Global markets followed suit as the eurozone went into expansion territory for the first time since January 2019 with a PMI of 51.8 percent. Both production and new orders returned to growth, with new export orders rising for the first time since September 2018. Germany and Italy both followed the trend as the IHS Markit/BME Germany Manufacturing PMI grew by 5.8 percent from June to reach 51 percent. The Italian figure of 51.9 percent beat the market expectation of 51.2 and was Italy’s highest mark since July 2018.
China reached even higher as the Caixin China General Manufacturing PMI rose to 52.8 in July 2020 to beat the market consensus estimate of 51.3. The number represented the third straight month in expansion territory for Chinese factories, as consumer demand continued to improve. Output and new orders grew the most since January 2011.
“Overall, flare-ups of the epidemic in some regions did not hurt the improving trend of the manufacturing economy,” says Wang Zhe, senior economist at Caixin Group.

  US GROWTH SECTORS (13): Wood Products; Furniture and Related Products; Textile Mills; Printing and Related Support Activities; Food, Beverage and Tobacco Products; Plastics and Rubber Products; Chemical Products; Apparel, Leather and Allied Products; Computer and Electronic Products; Primary Metals; Petroleum and Coal Products; Miscellaneous Manufacturing; and Electrical Equipment, Appliances and Components.

US CONTRACTION SECTORS (3): Transportation Equipment; Machinery; and Fabricated Metal Products.


Orders starting to pick up. [An] increase of about 35 percent to 40 percent. Chemical Products

Overall business remains down almost 70 percent. We are hanging on to as many employees as possible, but we will have to lay off 30 percent or more for at least two to three months until September or October. Transportation Equipment

While demand in [the] coming six months is stabilizing, it is at a significant reduction and clear [that] customers have little confidence in the forecasts. Export orders to Brazil, South Africa [and the] Middle East are largely cancelled for balance of 2020. Fabricated Metal Products

Manufacturing outlook has improved greatly in June as business has resumed at nearly 100 percent. We have implemented a number of safeguards that are costing extra money, but we are running. Computer and Electronic Products

Stabilizing demand for refrigerated and frozen beverages and dessert, but still at a higher level than a year ago. Uncertainty of school opening in the fall: How much demand will continue or shift will be dictated by students returning to school or not. Food, Beverage and Tobacco Products

Uncertainty regarding our industry and business has not improved. We are developing the 2021 budget around multiple scenarios. Petroleum and Coal Products

Incoming orders are slow. This is usually our busiest time of the year, but production is reduced due to lack of demand.
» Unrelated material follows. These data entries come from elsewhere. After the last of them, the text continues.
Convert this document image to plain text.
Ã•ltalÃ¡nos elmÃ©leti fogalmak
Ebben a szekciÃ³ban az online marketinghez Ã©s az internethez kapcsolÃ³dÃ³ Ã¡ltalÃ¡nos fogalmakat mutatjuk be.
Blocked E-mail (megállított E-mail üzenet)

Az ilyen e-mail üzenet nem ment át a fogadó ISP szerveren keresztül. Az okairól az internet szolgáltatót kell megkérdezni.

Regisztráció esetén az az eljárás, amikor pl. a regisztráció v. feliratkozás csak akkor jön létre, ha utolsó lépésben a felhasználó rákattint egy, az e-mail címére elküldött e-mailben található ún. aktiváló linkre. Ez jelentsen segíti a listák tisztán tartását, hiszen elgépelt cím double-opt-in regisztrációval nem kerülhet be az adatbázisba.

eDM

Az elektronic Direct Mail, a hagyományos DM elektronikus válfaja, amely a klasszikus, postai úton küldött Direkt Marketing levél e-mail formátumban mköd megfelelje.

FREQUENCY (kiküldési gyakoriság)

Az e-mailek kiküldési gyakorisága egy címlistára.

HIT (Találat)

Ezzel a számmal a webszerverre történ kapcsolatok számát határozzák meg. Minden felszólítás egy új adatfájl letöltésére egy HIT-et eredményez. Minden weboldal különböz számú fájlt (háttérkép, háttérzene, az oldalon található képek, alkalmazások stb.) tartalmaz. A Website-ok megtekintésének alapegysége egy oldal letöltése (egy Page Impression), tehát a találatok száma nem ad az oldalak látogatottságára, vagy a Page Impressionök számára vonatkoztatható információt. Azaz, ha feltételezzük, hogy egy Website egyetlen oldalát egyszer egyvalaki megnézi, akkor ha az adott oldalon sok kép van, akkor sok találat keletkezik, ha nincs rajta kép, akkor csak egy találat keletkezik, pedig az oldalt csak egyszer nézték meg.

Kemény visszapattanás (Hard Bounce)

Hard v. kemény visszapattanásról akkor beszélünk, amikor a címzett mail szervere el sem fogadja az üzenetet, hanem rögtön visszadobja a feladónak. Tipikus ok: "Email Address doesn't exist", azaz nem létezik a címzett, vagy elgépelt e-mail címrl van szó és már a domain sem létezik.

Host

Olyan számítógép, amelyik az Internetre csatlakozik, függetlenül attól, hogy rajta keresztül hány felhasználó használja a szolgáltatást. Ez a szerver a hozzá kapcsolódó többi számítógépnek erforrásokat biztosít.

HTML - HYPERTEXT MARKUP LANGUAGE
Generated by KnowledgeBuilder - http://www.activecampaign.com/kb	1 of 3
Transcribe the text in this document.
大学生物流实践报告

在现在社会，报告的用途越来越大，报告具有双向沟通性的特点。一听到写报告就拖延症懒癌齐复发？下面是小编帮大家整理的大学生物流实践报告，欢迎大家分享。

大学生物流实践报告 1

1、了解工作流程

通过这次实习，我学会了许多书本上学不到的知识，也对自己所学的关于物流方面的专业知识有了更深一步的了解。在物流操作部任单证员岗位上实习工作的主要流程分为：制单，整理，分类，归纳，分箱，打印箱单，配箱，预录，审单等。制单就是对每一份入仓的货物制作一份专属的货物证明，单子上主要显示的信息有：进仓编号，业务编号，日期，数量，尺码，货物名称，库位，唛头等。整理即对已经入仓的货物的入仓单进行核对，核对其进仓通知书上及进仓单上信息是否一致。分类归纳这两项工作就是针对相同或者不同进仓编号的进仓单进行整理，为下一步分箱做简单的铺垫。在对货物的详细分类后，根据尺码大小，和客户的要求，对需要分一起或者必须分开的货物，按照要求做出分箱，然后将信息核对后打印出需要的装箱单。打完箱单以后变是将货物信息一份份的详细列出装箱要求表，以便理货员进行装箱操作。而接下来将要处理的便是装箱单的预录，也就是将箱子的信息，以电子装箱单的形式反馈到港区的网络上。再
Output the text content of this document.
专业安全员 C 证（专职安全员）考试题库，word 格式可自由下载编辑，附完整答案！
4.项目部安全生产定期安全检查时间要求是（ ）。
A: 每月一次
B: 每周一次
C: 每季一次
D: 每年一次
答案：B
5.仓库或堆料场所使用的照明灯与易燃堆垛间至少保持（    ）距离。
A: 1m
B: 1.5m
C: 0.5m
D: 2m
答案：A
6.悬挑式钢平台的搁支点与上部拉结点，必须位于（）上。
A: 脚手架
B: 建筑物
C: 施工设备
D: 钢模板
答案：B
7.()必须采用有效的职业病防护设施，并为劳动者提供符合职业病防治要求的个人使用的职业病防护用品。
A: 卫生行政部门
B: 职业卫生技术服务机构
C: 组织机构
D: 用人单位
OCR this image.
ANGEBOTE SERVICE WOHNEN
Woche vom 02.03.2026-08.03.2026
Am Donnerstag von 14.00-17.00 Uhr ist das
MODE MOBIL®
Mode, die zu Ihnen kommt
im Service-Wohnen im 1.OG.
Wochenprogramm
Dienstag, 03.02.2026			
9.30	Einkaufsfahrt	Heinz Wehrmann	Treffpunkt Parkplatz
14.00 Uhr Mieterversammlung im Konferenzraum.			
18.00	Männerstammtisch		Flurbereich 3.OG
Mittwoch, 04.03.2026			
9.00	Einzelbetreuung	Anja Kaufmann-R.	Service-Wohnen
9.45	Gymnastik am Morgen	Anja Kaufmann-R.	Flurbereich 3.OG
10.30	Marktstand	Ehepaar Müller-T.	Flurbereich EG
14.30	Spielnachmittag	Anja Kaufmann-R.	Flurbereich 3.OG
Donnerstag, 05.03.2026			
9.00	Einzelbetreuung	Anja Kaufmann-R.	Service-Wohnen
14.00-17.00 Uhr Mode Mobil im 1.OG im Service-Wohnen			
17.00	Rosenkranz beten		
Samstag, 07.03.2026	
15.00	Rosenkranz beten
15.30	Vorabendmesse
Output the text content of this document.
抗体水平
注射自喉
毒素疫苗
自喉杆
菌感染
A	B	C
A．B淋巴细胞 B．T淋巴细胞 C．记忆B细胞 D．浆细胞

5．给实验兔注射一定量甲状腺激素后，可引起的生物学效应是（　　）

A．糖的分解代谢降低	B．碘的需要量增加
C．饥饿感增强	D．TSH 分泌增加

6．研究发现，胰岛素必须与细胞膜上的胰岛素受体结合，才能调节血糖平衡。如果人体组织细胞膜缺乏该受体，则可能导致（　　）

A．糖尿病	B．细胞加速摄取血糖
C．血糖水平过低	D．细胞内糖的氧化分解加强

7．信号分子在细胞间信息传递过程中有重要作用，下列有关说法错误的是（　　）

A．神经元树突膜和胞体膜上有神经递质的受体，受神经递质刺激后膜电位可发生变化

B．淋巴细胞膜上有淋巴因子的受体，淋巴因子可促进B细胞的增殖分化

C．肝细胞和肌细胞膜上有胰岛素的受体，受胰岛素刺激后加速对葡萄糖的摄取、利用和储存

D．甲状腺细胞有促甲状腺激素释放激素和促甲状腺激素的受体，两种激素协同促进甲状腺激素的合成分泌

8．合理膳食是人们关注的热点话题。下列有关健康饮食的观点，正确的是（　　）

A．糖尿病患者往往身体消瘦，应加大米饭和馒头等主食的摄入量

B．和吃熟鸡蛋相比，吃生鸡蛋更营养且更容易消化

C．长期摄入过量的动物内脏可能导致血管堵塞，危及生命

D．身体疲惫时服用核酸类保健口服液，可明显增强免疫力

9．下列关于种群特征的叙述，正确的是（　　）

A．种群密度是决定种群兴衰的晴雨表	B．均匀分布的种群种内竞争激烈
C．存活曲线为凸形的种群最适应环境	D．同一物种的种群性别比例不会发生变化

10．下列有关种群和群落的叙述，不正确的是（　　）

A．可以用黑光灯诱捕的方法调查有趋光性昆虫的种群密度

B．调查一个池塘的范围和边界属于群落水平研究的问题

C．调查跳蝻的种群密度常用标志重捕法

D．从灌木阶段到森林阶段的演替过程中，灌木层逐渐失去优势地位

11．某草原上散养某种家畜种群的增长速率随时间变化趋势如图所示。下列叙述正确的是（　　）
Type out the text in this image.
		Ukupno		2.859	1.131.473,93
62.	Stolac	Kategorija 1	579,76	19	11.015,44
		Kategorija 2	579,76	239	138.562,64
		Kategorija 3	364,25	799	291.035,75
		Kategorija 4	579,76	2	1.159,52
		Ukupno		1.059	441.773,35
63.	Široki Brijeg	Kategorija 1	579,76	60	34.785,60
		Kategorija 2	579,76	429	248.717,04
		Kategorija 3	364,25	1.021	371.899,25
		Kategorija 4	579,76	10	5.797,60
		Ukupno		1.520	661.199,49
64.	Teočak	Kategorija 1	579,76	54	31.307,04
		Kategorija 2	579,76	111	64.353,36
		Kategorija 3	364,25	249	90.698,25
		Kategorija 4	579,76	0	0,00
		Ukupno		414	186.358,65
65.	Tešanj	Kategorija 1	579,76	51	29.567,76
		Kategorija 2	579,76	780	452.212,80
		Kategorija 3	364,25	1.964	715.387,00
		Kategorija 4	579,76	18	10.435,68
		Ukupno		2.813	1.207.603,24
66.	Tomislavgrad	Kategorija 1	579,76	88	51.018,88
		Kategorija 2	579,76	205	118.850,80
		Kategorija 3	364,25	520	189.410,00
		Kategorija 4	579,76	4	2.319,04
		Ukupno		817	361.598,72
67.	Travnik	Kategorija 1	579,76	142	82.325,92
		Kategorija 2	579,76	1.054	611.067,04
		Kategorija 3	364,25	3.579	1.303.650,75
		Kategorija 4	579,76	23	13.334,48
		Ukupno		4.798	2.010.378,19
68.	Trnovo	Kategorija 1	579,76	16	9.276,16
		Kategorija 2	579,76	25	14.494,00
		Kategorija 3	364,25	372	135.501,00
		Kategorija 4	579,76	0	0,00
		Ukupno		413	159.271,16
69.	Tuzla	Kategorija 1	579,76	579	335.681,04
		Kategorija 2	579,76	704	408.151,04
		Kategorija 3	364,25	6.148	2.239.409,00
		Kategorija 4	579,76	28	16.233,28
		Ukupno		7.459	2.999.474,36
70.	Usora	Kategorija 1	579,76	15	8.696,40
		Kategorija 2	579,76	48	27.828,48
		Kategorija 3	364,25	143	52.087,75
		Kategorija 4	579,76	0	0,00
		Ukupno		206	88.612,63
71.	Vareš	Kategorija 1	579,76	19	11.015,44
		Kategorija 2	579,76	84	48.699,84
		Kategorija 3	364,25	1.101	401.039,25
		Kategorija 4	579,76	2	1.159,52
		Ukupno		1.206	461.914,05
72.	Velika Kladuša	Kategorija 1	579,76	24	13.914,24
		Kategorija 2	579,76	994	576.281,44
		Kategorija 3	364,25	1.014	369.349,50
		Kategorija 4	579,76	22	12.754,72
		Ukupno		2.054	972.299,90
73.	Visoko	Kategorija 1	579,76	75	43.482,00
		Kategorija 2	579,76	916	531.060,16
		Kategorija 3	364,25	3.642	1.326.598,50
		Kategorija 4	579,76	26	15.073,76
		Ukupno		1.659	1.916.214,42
Additional layoffs expected
Furniture and Related Products

General business climate continues to be subdued, driving highly conservative forecasting due to variability in the ongoing pandemic-driven conditions and economic response. Machinery

We are still seeing our customers shut down or affected by COVID-19. We are hoping for a bounce-back in September.
Miscellaneous Manufacturing

General business conditions are in a general slowing pattern. Many of the plants are on reduced hours and/or furloughs. About 20 percent to 25 percent of plants are scheduled to be consolidated in the next six months to improve margins and profitability.